ATARA, WEST BANK — It is billed as a symbol of the future Palestine: a modern, middle-class city of orderly streets, parks and shopping plazas rising in the hills of the West Bank, ready for independence, affluence and peace.
But the $800-million project has hit a snag: Palestinians say construction of the city of Rawabi depends on getting an access road, which can't go ahead without Israeli permission.
At a time when the latest U.S.-brokered peace effort is in crisis, the tussle over road-building is a test of Israel's willingness to give up much of the West Bank and allow Palestinian statehood to move forward.
Israeli Prime Minister Benjamin Netanyahu says he supports Rawabi's construction, but Jewish settlers and their supporters in the Israeli government, who oppose the very idea of Palestinian statehood, want the whole project scrapped.
Rawabi, some 30 kilometers (20 miles) north of Jerusalem, is one of many West Bank projects such as job-creating industrial zones and improved water supply that have similarly been held up. But perhaps none has the symbolic value of Rawabi, where builders envision 40,000 Palestinians enjoying the comforts of an American suburb, instead of crowded and disorganized towns and villages with poor infrastructure.
The city promises 1,000 pricey deluxe units and 5,000 homes for a growing middle class that can afford monthly mortgage payments of $400 to $700. There will be office and residential towers, a conference hall and hotel, shops, cafes, a cinema, mosques and a church. The view from the hilltop is a panorama of Palestinian villages and, 40 kilometers (25 miles) to the west, the Israeli metropolis of Tel Aviv on the Mediterranean.

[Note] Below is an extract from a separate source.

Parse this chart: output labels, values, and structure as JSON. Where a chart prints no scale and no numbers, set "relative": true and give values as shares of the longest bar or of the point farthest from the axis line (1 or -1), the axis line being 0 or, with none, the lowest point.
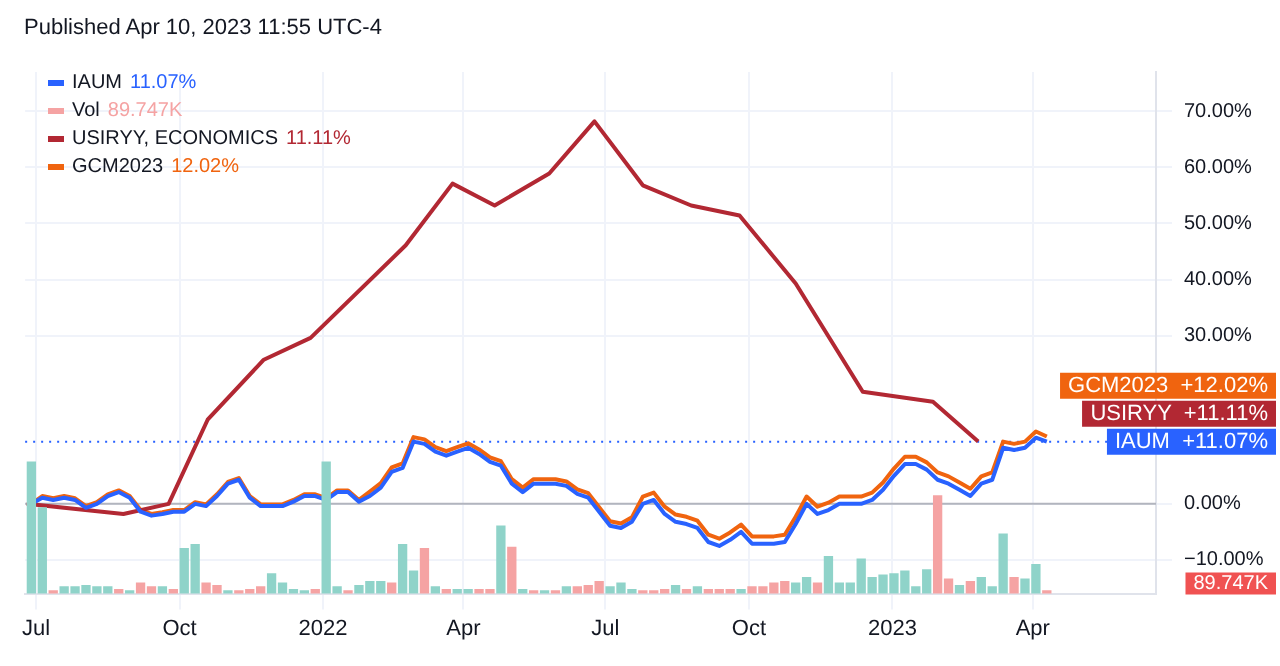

Rawabi, which means "green hills," is a business venture by a Qatari firm, Diar Real Estate Investment Co., and West Bank-based Massar International. The U.S. government gave nearly $6 million dollars to plan a regional wastewater treatment facility, high-tech communications and street-paving.
The site was carefully chosen. It has no ancient religious relics for Jews and Arabs to quarrel over, and it lies in one of the Palestinian-administered areas of the West Bank where construction doesn't need Israel's permission.
Work crews broke ground on the site in January, to fanfare and predictions that the first residents could move in 2013.
Nine months later, bulldozers have carved some foundations and hillside roads, but little construction has taken place. Without the access road, builders say, the city isn't worth building.
The site now is reached by a a narrow, winding road through Palestinian villages, in parts too narrow for two lanes of traffic. But about three kilometers (two miles) of the access road being proposed would have to cross an Israeli-controlled zone.
The Palestinian Authority asked Israel last year for jurisdiction over the strip of land needed, and senior Palestinian officials say Israel has repeatedly assured them approval is imminent. Israeli defense officials say they expect the road to be approved, but don't know when. All the officials requested anonymity before discussing the negotiations.
Many on both sides expect Rawabi to emerge as a bargaining chip in peace talks — suggesting the issue could drag on for years and turn investors off the project.
"On the political level, there is no progress on the road," said Bashar Masri, managing director of the company behind the project. "This is part of doing business while you're still under occupation."
Foreign diplomats involved in the process have expressed frustration, and former British prime minister Tony Blair, now an international Mideast envoy, has lobbied for a solution.
Israeli settlers, who generally want to see Israel retain the West Bank, say the planned access route crosses one of the roads they use. Their settlement of Ataret is about a kilometer (less than a mile) from Rawabi, and from Atara, the Palestinian village nearest to the site.
Aliza Herbst, a spokeswoman for the settlers' umbrella group, cited fears of drive-by attacks.
She said Rawabi would be "detrimental to the future of the security of Israel" and that she hoped the settlers' nearby road and communities would block its construction.
Members of Netanyahu's cabinet have also criticized the plan.
In a visit to Rawabi last week, Israeli Environment Minister Gilad Erdan, a member of Netanyahu's Likud party, said he would try to block construction of the road until the Palestinians explain how they will deal with the city's sewage and trash.
Masri, the manager, said developers had commissioned American, Israeli and Palestinian engineers to address all environmental issues. He said Israel was using the issue as a pretext, and Herbst seemed to agree, suggesting that anything that hinders Rawabi's rise is helpful.
"I'm really glad the road is there to prevent them from building that city," she said, speaking in English, "and yay for us that we have established those communities so that the problem exists."